Aprender a viver com, a conviver: nas sociedades deste início do século XXI a escola continua
a ser uma instituição insubstituível” (p. 42).
“O registo escrito, tanto das vivências pessoais como das práticas profissionais, é essencial
para que cada um adquira uma maior consciência do seu trabalho e da sua identidade como
professor. A formação deve contribuir para criar nos futuros professores hábitos de reflexão e
de auto-reflexão que são essenciais numa profissão que não se esgota em matrizes científicas
ou mesmo pedagógicas, e que se define, inevitavelmente, a partir de referências pessoais” (p.
57).
“[...] a ideia da escola como o lugar da formação dos professores, como o espaço da análise
partilhada das práticas, enquanto rotina sistemática de acompanhamento, de supervisão e de
reflexão sobre o trabalho docente. O objectivo é transformar a experiência colectiva em
conhecimento profissional e ligar a formação de professores ao desenvolvimento de projectos
educativos nas escolas” (p. 58).
“As escolas são lugares da relação e da comunicação. Mas as escolas comunicam mal com o
exterior. Os professores explicam mal o seu trabalho. As escolas resistem à avaliação e à
prestação de contas sobre o seu trabalho. E, sobretudo, há uma ausência da voz dos professores
nos debates públicos. É necessário aprender a comunicar com o público, a ter uma voz pública,
a conquistar a sociedade para o trabalho educativo comunicar para fora da escola” (p. 59).
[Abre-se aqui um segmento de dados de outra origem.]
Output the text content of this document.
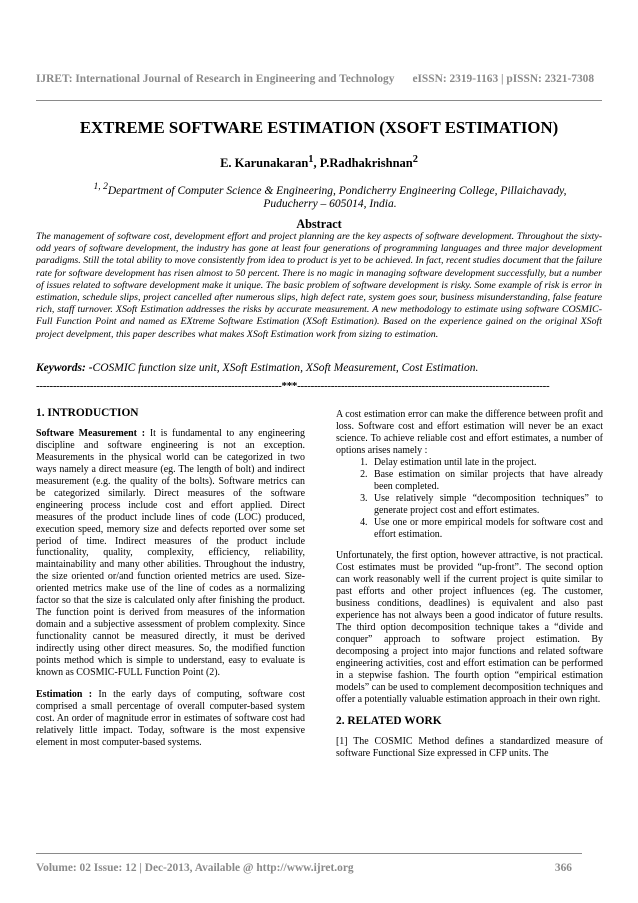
IJRET: International Journal of Research in Engineering and Technology eISSN: 2319-1163 | pISSN: 2321-7308
EXTREME SOFTWARE ESTIMATION (XSOFT ESTIMATION)
E. Karunakaran$^1$, P.Radhakrishnan$^2$
$^{1, 2}$Department of Computer Science & Engineering, Pondicherry Engineering College, Pillaichavady,
Puducherry – 605014, India.
Abstract
The management of software cost, development effort and project planning are the key aspects of software development. Throughout the sixty-odd years of software development, the industry has gone at least four generations of programming languages and three major development paradigms. Still the total ability to move consistently from idea to product is yet to be achieved. In fact, recent studies document that the failure rate for software development has risen almost to 50 percent. There is no magic in managing software development successfully, but a number of issues related to software development make it unique. The basic problem of software development is risky. Some example of risk is error in estimation, schedule slips, project cancelled after numerous slips, high defect rate, system goes sour, business misunderstanding, false feature rich, staff turnover. XSoft Estimation addresses the risks by accurate measurement. A new methodology to estimate using software COSMIC-Full Function Point and named as EXtreme Software Estimation (XSoft Estimation). Based on the experience gained on the original XSoft project develpment, this paper describes what makes XSoft Estimation work from sizing to estimation.
Keywords: -COSMIC function size unit, XSoft Estimation, XSoft Measurement, Cost Estimation.
-------------------------------------------------------------------------***---------------------------------------------------------------------------
1. INTRODUCTION

Software Measurement : It is fundamental to any engineering discipline and software engineering is not an exception. Measurements in the physical world can be categorized in two ways namely a direct measure (eg. The length of bolt) and indirect measurement (e.g. the quality of the bolts). Software metrics can be categorized similarly. Direct measures of the software engineering process include cost and effort applied. Direct measures of the product include lines of code (LOC) produced, execution speed, memory size and defects reported over some set period of time. Indirect measures of the product include functionality, quality, complexity, efficiency, reliability, maintainability and many other abilities. Throughout the industry, the size oriented or/and function oriented metrics are used. Size-oriented metrics make use of the line of codes as a normalizing factor so that the size is calculated only after finishing the product. The function point is derived from measures of the information domain and a subjective assessment of problem complexity. Since functionality cannot be measured directly, it must be derived indirectly using other direct measures. So, the modified function points method which is simple to understand, easy to evaluate is known as COSMIC-FULL Function Point (2).

Estimation : In the early days of computing, software cost comprised a small percentage of overall computer-based system cost. An order of magnitude error in estimates of software cost had relatively little impact. Today, software is the most expensive element in most computer-based systems.

A cost estimation error can make the difference between profit and loss. Software cost and effort estimation will never be an exact science. To achieve reliable cost and effort estimates, a number of options arises namely :

1. Delay estimation until late in the project.
2. Base estimation on similar projects that have already been completed.
3. Use relatively simple “decomposition techniques” to generate project cost and effort estimates.
4. Use one or more empirical models for software cost and effort estimation.

Unfortunately, the first option, however attractive, is not practical. Cost estimates must be provided “up-front”. The second option can work reasonably well if the current project is quite similar to past efforts and other project influences (eg. The customer, business conditions, deadlines) is equivalent and also past experience has not always been a good indicator of future results. The third option decomposition technique takes a “divide and conquer” approach to software project estimation. By decomposing a project into major functions and related software engineering activities, cost and effort estimation can be performed in a stepwise fashion. The fourth option “empirical estimation models” can be used to complement decomposition techniques and offer a potentially valuable estimation approach in their own right.

2. RELATED WORK

[1] The COSMIC Method defines a standardized measure of software Functional Size expressed in CFP units. The

Volume: 02 Issue: 12 | Dec-2013, Available @ http://www.ijret.org	366
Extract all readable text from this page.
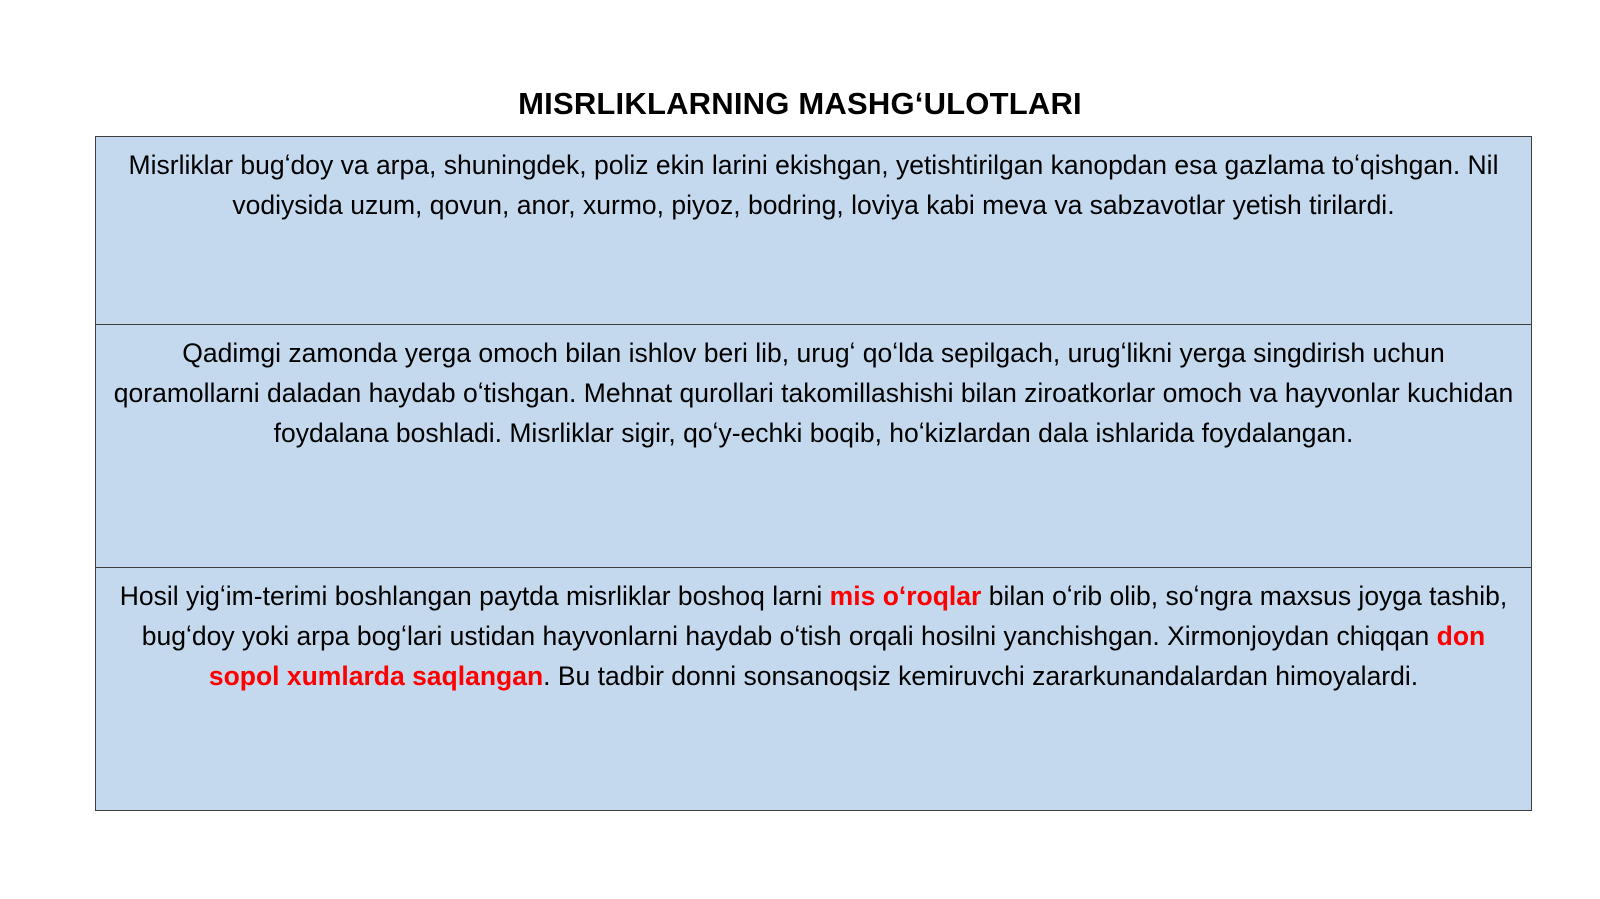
MISRLIKLARNING MASHGʻULOTLARI
Misrliklar bugʻdoy va arpa, shuningdek, poliz ekin larini ekishgan, yetishtirilgan kanopdan esa gazlama toʻqishgan. Nil vodiysida uzum, qovun, anor, xurmo, piyoz, bodring, loviya kabi meva va sabzavotlar yetish tirilardi.
Qadimgi zamonda yerga omoch bilan ishlov beri lib, urugʻ qoʻlda sepilgach, urugʻlikni yerga singdirish uchun qoramollarni daladan haydab oʻtishgan. Mehnat qurollari takomillashishi bilan ziroatkorlar omoch va hayvonlar kuchidan foydalana boshladi. Misrliklar sigir, qoʻy-echki boqib, hoʻkizlardan dala ishlarida foydalangan.
Hosil yigʻim-terimi boshlangan paytda misrliklar boshoq larni mis oʻroqlar bilan oʻrib olib, soʻngra maxsus joyga tashib, bugʻdoy yoki arpa bogʻlari ustidan hayvonlarni haydab oʻtish orqali hosilni yanchishgan. Xirmonjoydan chiqqan don sopol xumlarda saqlangan. Bu tadbir donni sonsanoqsiz kemiruvchi zararkunandalardan himoyalardi.
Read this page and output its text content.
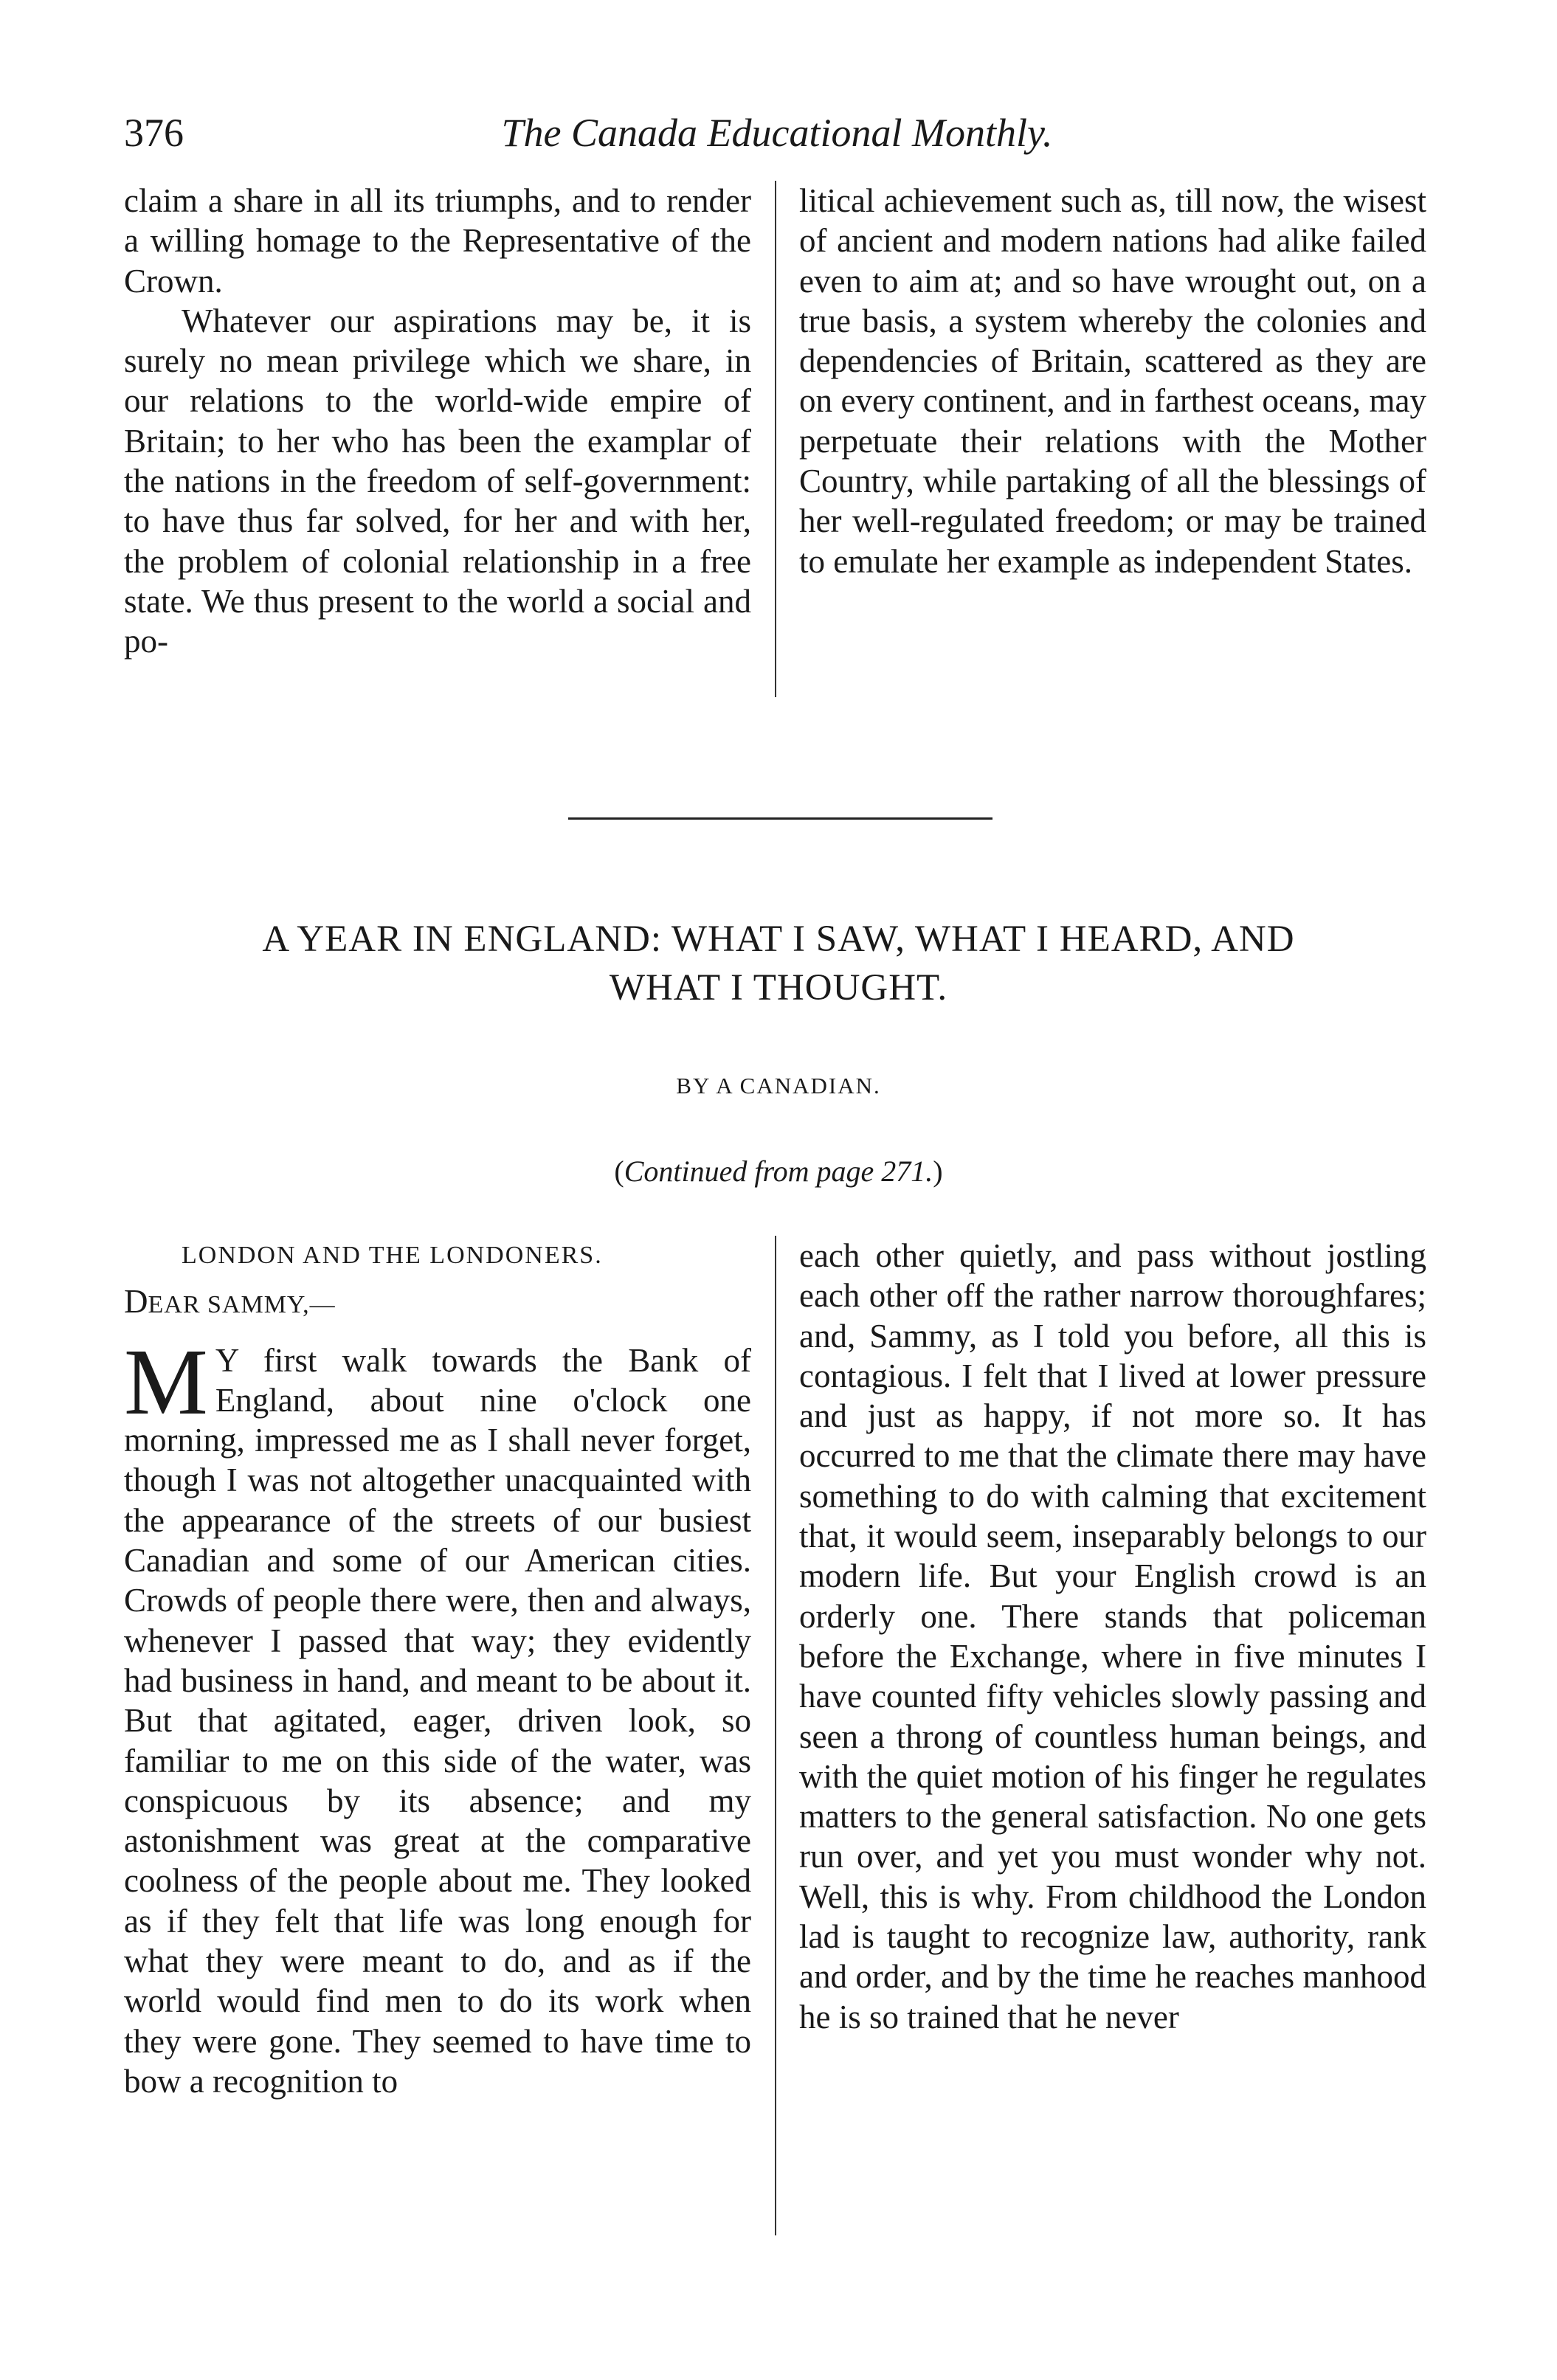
376	The Canada Educational Monthly.

claim a share in all its triumphs, and to render a willing homage to the Representative of the Crown.

Whatever our aspirations may be, it is surely no mean privilege which we share, in our relations to the world-wide empire of Britain; to her who has been the examplar of the nations in the freedom of self-government: to have thus far solved, for her and with her, the problem of colonial relationship in a free state. We thus present to the world a social and po-

litical achievement such as, till now, the wisest of ancient and modern nations had alike failed even to aim at; and so have wrought out, on a true basis, a system whereby the colonies and dependencies of Britain, scattered as they are on every continent, and in farthest oceans, may perpetuate their relations with the Mother Country, while partaking of all the blessings of her well-regulated freedom; or may be trained to emulate her example as independent States.

A YEAR IN ENGLAND: WHAT I SAW, WHAT I HEARD, AND
WHAT I THOUGHT.
BY A CANADIAN.
(Continued from page 271.)
LONDON AND THE LONDONERS.
DEAR SAMMY,—

M Y first walk towards the Bank of England, about nine o'clock one morning, impressed me as I shall never forget, though I was not altogether unacquainted with the appearance of the streets of our busiest Canadian and some of our American cities. Crowds of people there were, then and always, whenever I passed that way; they evidently had business in hand, and meant to be about it. But that agitated, eager, driven look, so familiar to me on this side of the water, was conspicuous by its absence; and my astonishment was great at the comparative coolness of the people about me. They looked as if they felt that life was long enough for what they were meant to do, and as if the world would find men to do its work when they were gone. They seemed to have time to bow a recognition to

each other quietly, and pass without jostling each other off the rather narrow thoroughfares; and, Sammy, as I told you before, all this is contagious. I felt that I lived at lower pressure and just as happy, if not more so. It has occurred to me that the climate there may have something to do with calming that excitement that, it would seem, inseparably belongs to our modern life. But your English crowd is an orderly one. There stands that policeman before the Exchange, where in five minutes I have counted fifty vehicles slowly passing and seen a throng of countless human beings, and with the quiet motion of his finger he regulates matters to the general satisfaction. No one gets run over, and yet you must wonder why not. Well, this is why. From childhood the London lad is taught to recognize law, authority, rank and order, and by the time he reaches manhood he is so trained that he never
“O conhecimento profissional docente é difícil de apreender, tem uma dimensão teórica, mas
não é só teórico, tem uma dimensão prática, mas não é só prático, tem uma dimensão
experiencial, mas não é apenas produto da experiência. É um conjunto de saberes, de
disposições e de atitudes mais a sua mobilização em acção” (p. 75).
“É preciso que a formação de professores contribua para promover uma educação inclusiva.
Sempre com a consciência de que a inclusão se define pela capacidade de aprender e de
dominar os instrumentos básicos do conhecimento e da vida em sociedade. São os mais
desprotegidos que necessitam de mais e de melhor escola. A educação para todos só faz
sentido se se traduzir na aprendizagem de todos” (p. 76).